Ultragenyx Pharmaceutical Inc. (NASDAQ:RARE) on Thursday reported mixed fourth-quarter earnings and initiated a strategic restructuring plan.
“The year ahead marks an important turning point for the company, as we approach two potential product launches and a pivotal data readout that, together, could significantly accelerate our commercial revenue trajectory,” said Emil Kakkis, CEO and president of Ultragenyx.
“We are implementing a strategic restructuring plan to reduce our operating expenses and ensure our resources are squarely aligned with our highest-impact opportunities, while leading the future of rare disease with multiple first-ever treatments,” Kakkis commented on Thursday.
FDA Update
Tucked in its earnings press release, the company said it received an Incomplete Response Letter (IRL) from the U.S Food and Drug Administration (FDA) regarding its resubmitted marketing application.
The application seeks approval for UX111 (rebisufligene etisparvovec) AAV9 gene therapy for Sanfilippo syndrome type A (MPS IIIA).
The IRL requests additional supportive documentation related to its CRL CMC responses, which the company will provide in a resubmission.
William Blair wrote, “While the IRL is frustrating, we think it will ultimately be promptly resolved.”
Earnings Snapshot
Ultragenyx reported a fourth-quarter loss of $1.29 per share, missing the consensus of $1.14.

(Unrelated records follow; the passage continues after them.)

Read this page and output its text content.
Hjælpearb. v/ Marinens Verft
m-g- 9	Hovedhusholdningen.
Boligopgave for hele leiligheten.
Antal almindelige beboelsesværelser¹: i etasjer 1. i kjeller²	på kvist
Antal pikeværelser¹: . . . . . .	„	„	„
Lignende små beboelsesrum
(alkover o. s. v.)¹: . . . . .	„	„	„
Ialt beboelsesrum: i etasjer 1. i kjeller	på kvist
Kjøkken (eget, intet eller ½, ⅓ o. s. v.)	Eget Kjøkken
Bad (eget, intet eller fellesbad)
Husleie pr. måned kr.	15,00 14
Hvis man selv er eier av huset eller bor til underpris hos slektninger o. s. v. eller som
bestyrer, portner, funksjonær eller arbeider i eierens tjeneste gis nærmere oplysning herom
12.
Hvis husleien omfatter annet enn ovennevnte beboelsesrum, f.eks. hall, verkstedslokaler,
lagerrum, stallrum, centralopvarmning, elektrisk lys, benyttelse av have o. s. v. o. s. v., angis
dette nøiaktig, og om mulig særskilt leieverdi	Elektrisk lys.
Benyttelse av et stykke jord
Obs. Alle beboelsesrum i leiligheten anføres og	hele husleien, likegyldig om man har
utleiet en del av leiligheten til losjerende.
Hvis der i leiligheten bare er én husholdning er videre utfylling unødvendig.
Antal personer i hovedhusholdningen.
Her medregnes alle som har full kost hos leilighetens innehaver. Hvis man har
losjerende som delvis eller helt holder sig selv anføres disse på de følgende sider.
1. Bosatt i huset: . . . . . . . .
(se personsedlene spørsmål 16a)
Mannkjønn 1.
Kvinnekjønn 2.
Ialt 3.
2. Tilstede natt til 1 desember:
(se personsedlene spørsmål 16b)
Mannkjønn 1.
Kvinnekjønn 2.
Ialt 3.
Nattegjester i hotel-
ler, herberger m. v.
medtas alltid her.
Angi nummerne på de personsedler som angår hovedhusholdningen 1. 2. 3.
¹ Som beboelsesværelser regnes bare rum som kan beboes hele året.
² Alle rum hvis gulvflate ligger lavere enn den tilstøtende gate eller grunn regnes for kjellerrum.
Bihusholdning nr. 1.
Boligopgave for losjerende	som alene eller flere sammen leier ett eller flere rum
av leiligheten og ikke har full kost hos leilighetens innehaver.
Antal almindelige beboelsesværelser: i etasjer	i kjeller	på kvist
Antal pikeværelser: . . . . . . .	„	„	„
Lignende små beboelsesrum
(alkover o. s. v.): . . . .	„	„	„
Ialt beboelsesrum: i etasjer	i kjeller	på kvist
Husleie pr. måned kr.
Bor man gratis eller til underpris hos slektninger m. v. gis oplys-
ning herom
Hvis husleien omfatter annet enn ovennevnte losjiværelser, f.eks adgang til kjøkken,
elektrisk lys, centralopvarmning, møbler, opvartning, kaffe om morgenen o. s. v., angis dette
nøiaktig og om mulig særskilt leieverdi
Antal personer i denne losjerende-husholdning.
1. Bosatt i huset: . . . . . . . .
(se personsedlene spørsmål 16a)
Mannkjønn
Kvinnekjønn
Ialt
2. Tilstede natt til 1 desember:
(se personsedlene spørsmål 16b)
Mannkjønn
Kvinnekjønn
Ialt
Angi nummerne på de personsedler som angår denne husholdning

Sales $207 million jumped from $165 million a year ago, beating the consensus of $196.97 million.
Crysvita’s revenue was $145 million. Dojolvi revenue reached $32 million, and Evkeeza sales were $17 million.
Ultragenyx has initiated a strategic restructuring plan designed to reduce its headcount and expenses.
The significant reduction and partial reinvestment of expenses, and the planned growth in revenue from current and new product launches, are designed to keep the company on its path to profitability in 2027.
The company announced a 10% workforce reduction, impacting approximately 130 employees.
Outlook
Ultragenyx forecasts fiscal 2026 sales of $730 million-$760 million versus the consensus of $786.93 million.
Crysvita revenue is expected to be between $500 million and $520 million, reflecting growing underlying global demand partially offset by the expected timing of ordering patterns in Brazil.
Dojolvi revenue to be $100 million-$110 million.
Restructuring Drives Cost Discipline Through 2027
- In 2026, combined R&D and SG&A expenses are expected to be flat to down low single digits versus 2025.
- This includes the impact of spend reductions and approximately $50 million for severance, manufacturing, and other non-recurring restructuring charges.
- In 2027, R&D expenses are expected to decrease from 2025 levels by 38%, or approximately $280 million, driven by the completion of multiple phase 3 studies and the reduction of early-stage research efforts.
- On a combined basis, 2027 R&D and SG&A expenses are expected to decrease at least 15% versus 2025.
RARE Price Action: Ultragenyx Pharmaceutical shares were down 10.21% at $21.10 at the time of publication on Friday, according to Benzinga Pro data.